For Don Gibbens, of GE Computing, one of the things that really bothers him in the computer field is obsolescence. “For example, Apple says that they will no longer make programs that a 2011 MacBook Pro can use. In other words, it is a doorstop,” says Gibbens. “What if we could make it over, and turn it into a working, up-to-date computer, that can be used for years to come?” Gibbens is passionate about helping clients reuse and recycle older computers to avoid unnecessary waste.
   
GE Computing has been taking Mac computers from 2006 through 2012 or so and turning them into what they call “faux Macs”. They utilize the hardware and design and make it into a computer that is current and very useable. “You can’t use it like a Mac, because, after all, it can’t be Apple Updated.  But it is a computer. You can use it for browsing the web, for writing—actually for anything you would have used it before for,” explains Gibbens. “It can even play games, and has a library of thousands of applications.

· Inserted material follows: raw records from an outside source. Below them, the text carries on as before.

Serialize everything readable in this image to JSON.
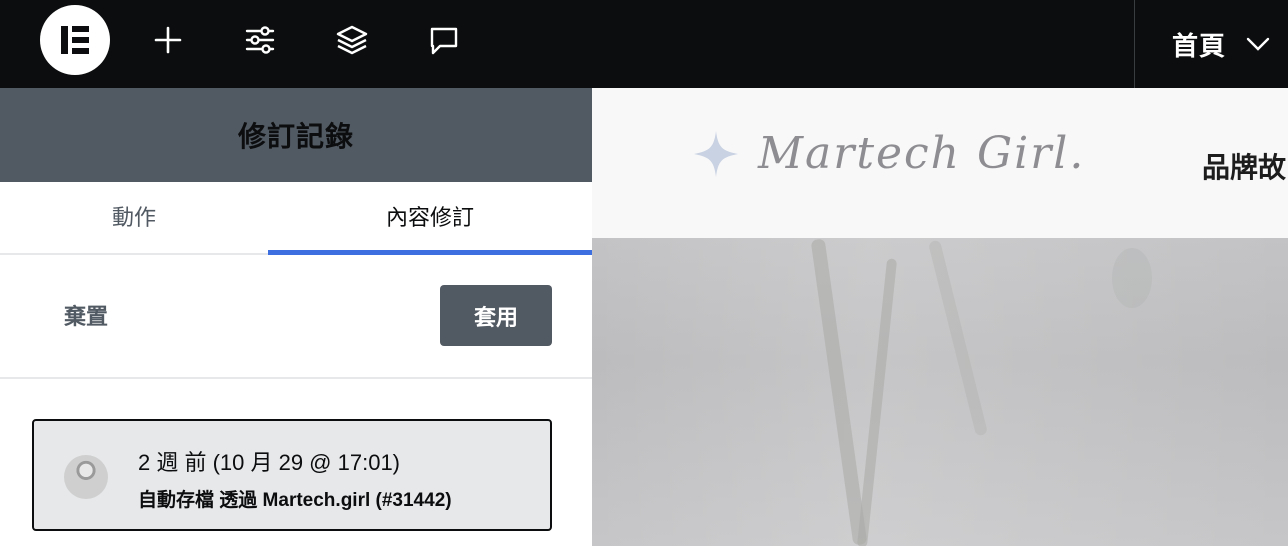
{
  "topbar": {
    "icons": [
      "elementor-logo-icon",
      "plus-icon",
      "sliders-icon",
      "layers-icon",
      "comment-icon"
    ],
    "page_selector": {
      "label": "首頁",
      "icon": "chevron-down-icon"
    }
  },
  "panel": {
    "title": "修訂記錄",
    "tabs": [
      {
        "label": "動作",
        "active": false
      },
      {
        "label": "內容修訂",
        "active": true
      }
    ],
    "discard_label": "棄置",
    "apply_label": "套用",
    "revisions": [
      {
        "date": "2 週 前 (10 月 29 @ 17:01)",
        "meta": "自動存檔 透過 Martech.girl (#31442)",
        "avatar": "user-avatar"
      }
    ]
  },
  "preview": {
    "logo_text": "Martech Girl.",
    "nav_item": "品牌故"
  },
  "colors": {
    "topbar_bg": "#0c0d0e",
    "panel_header_bg": "#515962",
    "tab_active_underline": "#3e6fe0",
    "apply_button_bg": "#515962",
    "revision_bg": "#e6e8ea"
  }
}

It will act and feel more like a traditional non-Apple computer.”
   
PCs can be updated, too. “We have been taking Windows computers from 2007 to the present and rebuilding them. Most, back to 2009, can have Windows 10 installed in them; they will just be a little slower than the ‘latest and greatest’,” says Gibbens. In addition, some netbooks can also be updated to remain useful.
   
In this time of the COVID-19 pandemic, Gibbens has been reworking computers for students whose families do not own computers, and for those suddenly working from home. He will even take donations, clean them up and donate them to needy families. “If you have a computer that experts consider ‘obsolete’, it may be able to be fixed to give someone who can’t afford one, a new computer to use,” says Gibbens.